In many cases the functionality required is little more than sending a local mail to root or the corresponding user (cron, apt-listchanges, at) or forwarding mail to the outside outside (bsd-mailx, mutt, procmail). It is expected that for any "serious" use (read MX) the system administrator should be capable to install and configure a full featured MTA like exim, postfix, etc.
Based on this following features should be sufficient to fullfil these necessities:
- local delivery
- forwarding to a smarthost
- defering if immediate delivery is not possible
Any other features, like listening to port 25 (even if only localhost) are only increasing complexity and vulnerability of the system and the MTA itself.

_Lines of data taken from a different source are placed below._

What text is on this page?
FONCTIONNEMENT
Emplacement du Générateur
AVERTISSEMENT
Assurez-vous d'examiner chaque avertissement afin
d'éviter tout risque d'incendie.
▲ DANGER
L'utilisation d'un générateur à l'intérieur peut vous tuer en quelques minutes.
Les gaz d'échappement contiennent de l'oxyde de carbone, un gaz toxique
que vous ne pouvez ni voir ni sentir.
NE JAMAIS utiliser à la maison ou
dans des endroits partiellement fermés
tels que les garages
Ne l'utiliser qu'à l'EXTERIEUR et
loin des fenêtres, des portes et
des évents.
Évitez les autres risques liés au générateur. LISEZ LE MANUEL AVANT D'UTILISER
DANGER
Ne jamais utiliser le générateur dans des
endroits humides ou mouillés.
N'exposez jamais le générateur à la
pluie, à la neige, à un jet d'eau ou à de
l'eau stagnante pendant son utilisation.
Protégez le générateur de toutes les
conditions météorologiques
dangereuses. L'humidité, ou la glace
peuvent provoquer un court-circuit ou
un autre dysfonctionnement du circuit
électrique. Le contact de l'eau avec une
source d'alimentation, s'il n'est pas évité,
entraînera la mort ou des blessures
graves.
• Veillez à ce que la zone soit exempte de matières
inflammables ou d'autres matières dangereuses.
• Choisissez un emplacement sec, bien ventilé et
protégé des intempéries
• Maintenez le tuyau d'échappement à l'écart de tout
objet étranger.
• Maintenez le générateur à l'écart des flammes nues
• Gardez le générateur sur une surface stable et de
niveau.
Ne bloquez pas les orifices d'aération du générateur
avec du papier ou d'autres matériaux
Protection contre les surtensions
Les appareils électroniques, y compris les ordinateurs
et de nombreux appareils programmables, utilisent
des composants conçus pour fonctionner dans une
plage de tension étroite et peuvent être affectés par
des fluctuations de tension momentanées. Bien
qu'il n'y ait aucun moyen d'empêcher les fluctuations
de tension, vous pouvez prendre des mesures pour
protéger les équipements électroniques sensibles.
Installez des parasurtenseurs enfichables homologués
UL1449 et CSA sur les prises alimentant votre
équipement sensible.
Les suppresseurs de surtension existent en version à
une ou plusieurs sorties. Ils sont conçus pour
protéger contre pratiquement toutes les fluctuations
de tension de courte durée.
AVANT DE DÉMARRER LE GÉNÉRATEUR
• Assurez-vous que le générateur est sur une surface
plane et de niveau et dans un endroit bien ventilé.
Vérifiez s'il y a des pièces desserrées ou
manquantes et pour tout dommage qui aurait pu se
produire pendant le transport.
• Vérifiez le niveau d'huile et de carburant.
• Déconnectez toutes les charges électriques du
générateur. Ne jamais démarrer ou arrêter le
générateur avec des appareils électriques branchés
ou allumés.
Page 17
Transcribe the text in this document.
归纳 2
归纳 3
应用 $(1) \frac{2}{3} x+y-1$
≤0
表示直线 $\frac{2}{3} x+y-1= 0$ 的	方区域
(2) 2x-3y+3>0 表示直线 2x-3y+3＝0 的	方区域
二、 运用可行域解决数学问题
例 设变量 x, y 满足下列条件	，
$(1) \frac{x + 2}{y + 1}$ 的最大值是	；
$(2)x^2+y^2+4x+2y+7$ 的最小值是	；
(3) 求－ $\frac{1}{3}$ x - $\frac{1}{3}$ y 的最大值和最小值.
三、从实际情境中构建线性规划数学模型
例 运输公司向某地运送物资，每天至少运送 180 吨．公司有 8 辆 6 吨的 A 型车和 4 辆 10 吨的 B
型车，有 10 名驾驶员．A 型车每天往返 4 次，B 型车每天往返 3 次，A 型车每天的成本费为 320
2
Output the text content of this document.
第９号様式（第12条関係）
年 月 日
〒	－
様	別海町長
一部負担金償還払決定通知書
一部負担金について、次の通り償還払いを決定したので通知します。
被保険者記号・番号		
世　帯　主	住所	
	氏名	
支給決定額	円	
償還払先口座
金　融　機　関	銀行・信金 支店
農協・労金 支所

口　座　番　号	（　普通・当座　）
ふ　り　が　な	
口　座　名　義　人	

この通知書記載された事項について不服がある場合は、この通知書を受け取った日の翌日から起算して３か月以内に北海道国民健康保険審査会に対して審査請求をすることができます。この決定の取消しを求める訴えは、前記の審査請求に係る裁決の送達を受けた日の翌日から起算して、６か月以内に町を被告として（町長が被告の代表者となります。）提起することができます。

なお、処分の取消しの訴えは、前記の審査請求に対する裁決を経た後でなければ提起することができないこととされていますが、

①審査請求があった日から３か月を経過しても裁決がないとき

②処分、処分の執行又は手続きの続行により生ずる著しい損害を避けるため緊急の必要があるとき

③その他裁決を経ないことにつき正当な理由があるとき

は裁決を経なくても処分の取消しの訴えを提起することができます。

As of version 0.0.2010.06.17-14.1 DMA is capable of all of the above, without running as a daemon (it relies on cron to flush the queue, see README.Debian for more details).
Advantages over other MTAs
- install size only 224 (compared to 1040 for exim4-daemon-light + 1672 for exim4-base + 1272 for exim4-config, or 3196 for postfix)
- no daemon (relies on cron to flush the queue)
Problems/Limitations
dma maintenance: see 671364
- only one smarthost possible: using more than one smarthost is considered a complex setup and should be implemented using the admin's prefered MTA
local delivery to /var/mail/ only: it would be nice for dma to also be able to use an MDA for local delivery (?DebianBug: 712137), but this is probably not a show stopper
- lurking bugs: since dma is not widely used it probably has undiscovered bugs. More testing is highly recommended.
- credentials are stored in a plain text file: this is the same for all other MTAs used in such simple setups.
- nobody is reading local mail: DMA supports /etc/aliases and could be used to forward all mail to an external e-mail address if so desired. While e-mail is not necessarily the best notification system there is still no better replacement available.